|
Steeleye Span
20 februari 2015 De Roma Borgerhout (Antwerpen) |
De nostalgie druipt eraf wanneer het volkstheater De Roma in Borgerhout binnenstapt. Maar je wordt altijd ontvangen met de nodige égards. Je voelt je gewenst, deelgenoot en medestander ter instandhouding van een iconische tempel. En Jan De Smet als presentator deed nog even aan crowdfunding. Een perfecte locatie voor het 45-jarige jubileum van een folkrock-groep met een naam die doet denken aan een verdwenen waspoeder: Steeleye Span.
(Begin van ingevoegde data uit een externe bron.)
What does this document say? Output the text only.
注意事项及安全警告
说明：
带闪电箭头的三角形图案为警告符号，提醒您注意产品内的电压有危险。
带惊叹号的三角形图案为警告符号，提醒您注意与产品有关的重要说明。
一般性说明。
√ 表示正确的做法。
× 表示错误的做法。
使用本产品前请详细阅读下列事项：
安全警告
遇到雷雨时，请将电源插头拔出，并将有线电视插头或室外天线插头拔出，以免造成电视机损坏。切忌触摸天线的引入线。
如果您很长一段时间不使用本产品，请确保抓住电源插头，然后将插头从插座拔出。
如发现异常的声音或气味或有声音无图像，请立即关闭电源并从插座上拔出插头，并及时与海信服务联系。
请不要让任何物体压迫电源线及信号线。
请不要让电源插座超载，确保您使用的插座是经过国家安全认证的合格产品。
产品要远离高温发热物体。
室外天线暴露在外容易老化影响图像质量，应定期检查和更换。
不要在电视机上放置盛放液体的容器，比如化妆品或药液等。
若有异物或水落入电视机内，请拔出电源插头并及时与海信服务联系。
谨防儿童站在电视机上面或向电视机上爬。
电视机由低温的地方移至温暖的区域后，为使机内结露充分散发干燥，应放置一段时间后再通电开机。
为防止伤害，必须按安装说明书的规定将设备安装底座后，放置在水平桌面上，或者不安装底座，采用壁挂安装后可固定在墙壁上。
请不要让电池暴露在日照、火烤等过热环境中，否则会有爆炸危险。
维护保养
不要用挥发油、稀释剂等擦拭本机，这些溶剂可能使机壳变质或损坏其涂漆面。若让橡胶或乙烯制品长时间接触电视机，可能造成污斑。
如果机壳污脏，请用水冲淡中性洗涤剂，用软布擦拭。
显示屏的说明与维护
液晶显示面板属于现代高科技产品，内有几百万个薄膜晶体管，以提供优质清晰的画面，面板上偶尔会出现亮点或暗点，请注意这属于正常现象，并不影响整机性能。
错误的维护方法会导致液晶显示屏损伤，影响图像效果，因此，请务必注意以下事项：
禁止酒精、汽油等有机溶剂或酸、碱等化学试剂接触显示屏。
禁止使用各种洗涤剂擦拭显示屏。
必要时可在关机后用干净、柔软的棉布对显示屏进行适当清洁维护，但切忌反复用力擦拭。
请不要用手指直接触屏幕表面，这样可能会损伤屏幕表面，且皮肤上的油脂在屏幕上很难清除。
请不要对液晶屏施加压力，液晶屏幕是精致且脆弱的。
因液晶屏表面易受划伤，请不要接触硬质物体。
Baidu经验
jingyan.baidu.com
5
Opgericht in 1969 door Ashley Hutchings (denk aan Morris On), Tim Hart en echtgenoot Maddy Prior. Decennia lang volgde de ene wissel na de andere, zelfs leadzangeres Maddy Prior koos in de jaren ‘80 voor een solo-carrière en een duo met June Tabor (Silly Sisters). Maar nog steeds alive and kicking. Heimwee kwam bovendrijven bij het verschijnen van Maddy Prior, samen met Rick Kemp (ooit bij King Crimson) en een aantal nieuwe gezichten. Opener ‘Blackleg’ was een voltreffer al bleek snel dat de stem van Maddy wat aan jeugdigheid had moeten inboeten. En effen later bekroop mij het gevoel dat de songs nogal gedateerd leken. Steeleye Span was samen met Pentangle en Fairport Convention toch de belangrijkste vertegenwoordigers van de engelse folkrock-scène. In Frankrijk kreeg gelijktijdig de Bretoense folk veel aandacht (Malicorne, Alan Stivell,..), maar kon zich in de jaren negentig niet meer handhaven. Op het Britse eiland is men toch behoudsgezinder en eert men de tradities, waardoor folkmuzikanten toch nog hun brood kunnen verdienen (denk maar aan Robin Williamson of Mike Heron van ISB). In de Roma kwam Steeleye Span pas echt op gang met het voetstampende King Henry, gevolgd door een gejaagd nummer over “Hunting the hare on Yonden hill”. Het tempo werd opgedreven en de traditionele folk moest langzaam wijken voor folkrock, met meer en meer nadruk op rock. Hier en daar een gitaarsolo van de invloedrijke Julian Littman (ook gekend uit Londense West-End musicals). |
De benjamin van de groep, de oogverblindende Jessie May Smart (what’s in a name) trok alle aandacht van het oudere publiek (ja, zo zijn we). Onmisbaar fiddelde ze op akoestische viool en bepaalde in de recentere songs de groepsklank met haar electric violin. Bezwerend opende ze na de verplichte pauze (ter ondersteuning van de restauratiewerken moet er geconsumeerd worden). Dit was Jean-Luc Ponty waardig. En toen kwam het traditionele folknummer Boys of Bedlam dat een moderne make-over kreeg door de inlassing van een rap-refrein. En ook hier weer oorstrelende viool-intermezzo’s van Jessie. Het recente album ‘Wintersmith’ kwam ruim aan bod met o.a. ‘Crowned Ice’ en het zelfs heavy ‘Dark Morris’ als bisnummer. Om te overleven moet je een stukje mee evolueren.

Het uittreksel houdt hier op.